André-Louis derided them. "Agents of the Committee of Public Safety! Any gang of footpads can call itself that." He stood forward, his manner peremptory, addressing Simon. "Your card, citizen? It happens that I am an agent of the committee, myself."

As a ruse to gain time, nothing could have been better. Some precious moments were wasted in sheer surprise. Then Simon grew frenzied by the need for haste if the fugitive Baron was not to escape him.

"I summon you to help me overtake that runagate scoundrel. We'll make each other's better acquaintance afterwards. Come on!"

Again he attempted to advance, and again he was flung rudely back.

"Not so fast. I'll make your acquaintance now, if you please. Where is this card of yours, citizen? Out with it, or we'll march you to the post of the Section."

Simon swore foully, and suspicions awoke in him. "By God! I believe you all belong to this same gang of damned traitors. Where's your own card?"

André-Louis' hand went to the pocket of his riding-coat.

"It's here." He fumbled for a moment, adding this to the wasted time. When at last he brought forth his hand again, it grasped a pistol by the barrel. The butt of it crashed upon the Citizen Simon's brow, and sent him reeling back to tumble in a heap.

"Sweep them out of the way," cried André-Louis, plunging forward.

In an instant battle was joined and eleven men were a writhing, thrusting, stabbing human clot. Hoarse voices blended discordantly; a pistol shot went off. The street was awakening. Windows were being thrown up and even doors were opening.

André-Louis, desperately beating off an attack that seemed concentrated upon himself, suddenly caught the glow of lanterns and the livid gleam of bayonets rounding the corner of the Rue de Bretagne. A patrol was advancing at the double. At first he thought it might be Cortey and his men, or Boissancourt, either of which would perhaps have meant salvation. But realizing at once from the direction of their approach that there was no ground for the hope, he gave the word to scatter.

"Away! Away! Every man for himself!"

He turned to set the example of flight, when one of Simon's men leapt upon him, and bore him down. He twisted even as he fell, drew his second pistol with his left hand, and fired. It missed his assailant, but brought down another of the patriots with a bullet in his leg. Only two of them remained entirely whole, and these two were both now upon André-Louis. They were joined by Simon, who, having recovered from the blow that had felled him, came staggering towards them. Of the other three, one sat against a wall nursing a broken head from which the blood was streaming, a second lay face downward in the middle of the street, whilst the third, crippled by the bullet in his leg, was howling dismally.

Of the royalists, the Chevalier de Larnache was dead, with a knife in his heart, and André-Louis lay inert, stretched out by a blow over the head from one of his captors. The other four royalists had vanished when the patrol reached the field of battle.

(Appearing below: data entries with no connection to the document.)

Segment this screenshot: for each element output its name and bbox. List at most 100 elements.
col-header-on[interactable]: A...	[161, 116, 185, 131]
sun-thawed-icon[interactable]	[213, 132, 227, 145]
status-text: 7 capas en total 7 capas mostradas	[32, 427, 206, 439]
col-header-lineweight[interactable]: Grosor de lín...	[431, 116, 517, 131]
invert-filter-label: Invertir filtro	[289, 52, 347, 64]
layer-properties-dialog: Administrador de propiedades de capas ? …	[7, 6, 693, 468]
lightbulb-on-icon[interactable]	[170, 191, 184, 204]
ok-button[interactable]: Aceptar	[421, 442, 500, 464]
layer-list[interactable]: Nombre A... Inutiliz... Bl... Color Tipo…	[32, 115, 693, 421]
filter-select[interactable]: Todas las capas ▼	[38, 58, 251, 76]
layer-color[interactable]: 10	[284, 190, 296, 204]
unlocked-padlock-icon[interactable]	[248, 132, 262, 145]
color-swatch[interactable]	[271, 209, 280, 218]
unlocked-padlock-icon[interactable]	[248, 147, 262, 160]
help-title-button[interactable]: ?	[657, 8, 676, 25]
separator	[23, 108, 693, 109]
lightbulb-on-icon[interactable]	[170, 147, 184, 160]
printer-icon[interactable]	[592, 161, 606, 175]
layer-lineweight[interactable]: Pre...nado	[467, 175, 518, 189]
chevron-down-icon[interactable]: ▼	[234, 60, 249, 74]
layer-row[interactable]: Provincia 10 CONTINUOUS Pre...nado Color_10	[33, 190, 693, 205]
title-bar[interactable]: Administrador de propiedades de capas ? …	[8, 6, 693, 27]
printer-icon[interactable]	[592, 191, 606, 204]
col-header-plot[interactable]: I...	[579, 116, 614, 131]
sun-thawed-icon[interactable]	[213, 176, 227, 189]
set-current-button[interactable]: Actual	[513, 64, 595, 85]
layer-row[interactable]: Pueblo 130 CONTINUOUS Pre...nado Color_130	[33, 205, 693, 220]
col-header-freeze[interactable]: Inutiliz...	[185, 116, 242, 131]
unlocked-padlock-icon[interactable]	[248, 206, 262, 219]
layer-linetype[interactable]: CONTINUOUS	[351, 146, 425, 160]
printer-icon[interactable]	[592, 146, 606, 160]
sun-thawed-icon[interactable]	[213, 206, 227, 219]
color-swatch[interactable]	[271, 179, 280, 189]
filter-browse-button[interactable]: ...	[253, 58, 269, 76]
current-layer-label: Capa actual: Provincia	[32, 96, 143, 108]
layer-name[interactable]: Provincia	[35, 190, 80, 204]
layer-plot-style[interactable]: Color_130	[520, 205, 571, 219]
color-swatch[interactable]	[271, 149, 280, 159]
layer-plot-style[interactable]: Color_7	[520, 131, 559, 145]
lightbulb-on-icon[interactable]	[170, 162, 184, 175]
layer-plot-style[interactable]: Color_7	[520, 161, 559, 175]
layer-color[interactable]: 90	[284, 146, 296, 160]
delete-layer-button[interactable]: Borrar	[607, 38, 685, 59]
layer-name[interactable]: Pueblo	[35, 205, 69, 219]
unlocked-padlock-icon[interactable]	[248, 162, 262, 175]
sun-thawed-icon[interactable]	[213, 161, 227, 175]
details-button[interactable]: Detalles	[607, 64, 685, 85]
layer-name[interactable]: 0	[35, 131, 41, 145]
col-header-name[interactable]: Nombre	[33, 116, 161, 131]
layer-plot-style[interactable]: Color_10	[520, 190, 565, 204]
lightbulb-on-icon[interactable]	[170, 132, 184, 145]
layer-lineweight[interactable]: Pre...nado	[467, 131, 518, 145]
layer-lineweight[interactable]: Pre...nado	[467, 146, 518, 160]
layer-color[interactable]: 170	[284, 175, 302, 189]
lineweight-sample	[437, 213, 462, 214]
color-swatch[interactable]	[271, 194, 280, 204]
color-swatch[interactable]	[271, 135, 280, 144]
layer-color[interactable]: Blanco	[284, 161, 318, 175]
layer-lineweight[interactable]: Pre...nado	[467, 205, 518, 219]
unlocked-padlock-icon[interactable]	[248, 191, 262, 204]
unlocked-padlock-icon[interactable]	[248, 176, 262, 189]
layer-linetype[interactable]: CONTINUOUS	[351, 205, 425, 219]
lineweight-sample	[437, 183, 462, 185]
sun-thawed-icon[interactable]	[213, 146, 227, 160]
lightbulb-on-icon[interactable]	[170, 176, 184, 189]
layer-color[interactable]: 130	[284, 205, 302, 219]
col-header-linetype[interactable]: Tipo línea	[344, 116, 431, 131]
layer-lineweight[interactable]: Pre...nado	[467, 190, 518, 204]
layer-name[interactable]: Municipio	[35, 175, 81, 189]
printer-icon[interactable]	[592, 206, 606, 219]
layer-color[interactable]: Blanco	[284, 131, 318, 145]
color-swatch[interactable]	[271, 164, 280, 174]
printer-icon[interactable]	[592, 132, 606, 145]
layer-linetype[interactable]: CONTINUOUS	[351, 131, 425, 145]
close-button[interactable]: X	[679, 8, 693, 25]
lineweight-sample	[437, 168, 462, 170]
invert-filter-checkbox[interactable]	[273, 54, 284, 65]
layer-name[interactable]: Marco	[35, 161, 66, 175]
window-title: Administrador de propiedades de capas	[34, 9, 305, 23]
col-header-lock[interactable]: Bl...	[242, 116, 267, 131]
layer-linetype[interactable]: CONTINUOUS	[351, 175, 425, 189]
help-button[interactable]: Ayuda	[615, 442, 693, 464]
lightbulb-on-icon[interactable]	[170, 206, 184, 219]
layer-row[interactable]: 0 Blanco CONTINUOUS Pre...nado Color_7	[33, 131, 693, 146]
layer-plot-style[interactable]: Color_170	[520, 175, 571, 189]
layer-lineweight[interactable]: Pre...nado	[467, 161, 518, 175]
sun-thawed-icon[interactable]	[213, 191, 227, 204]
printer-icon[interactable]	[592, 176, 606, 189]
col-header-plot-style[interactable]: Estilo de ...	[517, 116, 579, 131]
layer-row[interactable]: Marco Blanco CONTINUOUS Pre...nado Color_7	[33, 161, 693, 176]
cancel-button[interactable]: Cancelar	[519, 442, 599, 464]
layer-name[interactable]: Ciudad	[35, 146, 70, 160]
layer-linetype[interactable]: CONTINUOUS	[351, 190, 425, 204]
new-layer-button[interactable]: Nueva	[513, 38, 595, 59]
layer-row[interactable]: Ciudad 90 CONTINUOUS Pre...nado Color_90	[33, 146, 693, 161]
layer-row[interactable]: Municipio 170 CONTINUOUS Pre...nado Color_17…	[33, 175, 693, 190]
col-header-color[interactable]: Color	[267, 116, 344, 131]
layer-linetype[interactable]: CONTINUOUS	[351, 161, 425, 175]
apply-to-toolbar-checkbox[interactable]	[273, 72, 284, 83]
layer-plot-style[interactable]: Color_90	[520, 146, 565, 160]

Their escape was assisted by the fact that, entirely misunderstanding the situation, the sergeant of the patrol ordered his men to surround these disturbers of the peace, and the Citizen Simon standing now before him, was still too dazed by the effects of the blow to think of more than one thing at a time. At the moment he was being required by the sergeant to give an account of himself. He produced his civic card. The sergeant scanned it.

"What were you doing here, Citizen Simon?"

"What was I doing here? Ah, that! Sacred name of a pig, what was I doing?" He almost choked in his fury. "I was defeating a royalist plot to save the Widow Capet and her cub. But for me her aristocratic friends would have got her away by now. And you ask me what I am doing! As it is, the damned scoundrels have got off; all but this one, who's dead, and this one we hold."

The sergeant was incredulous. "Oh, but a plot to save the heretofore Queen! How could that have succeeded?"

"How?" Fiercer grew the Citizen Simon before this incredulity. "Take me to the headquarters of the section. I'll explain myself there, by God! And let your men bring along this cursed aristocrat. On your lives, don't let him get away. I mean to make sure of this one. It'll be one of the cursed fribbles for the guillotine, anyway."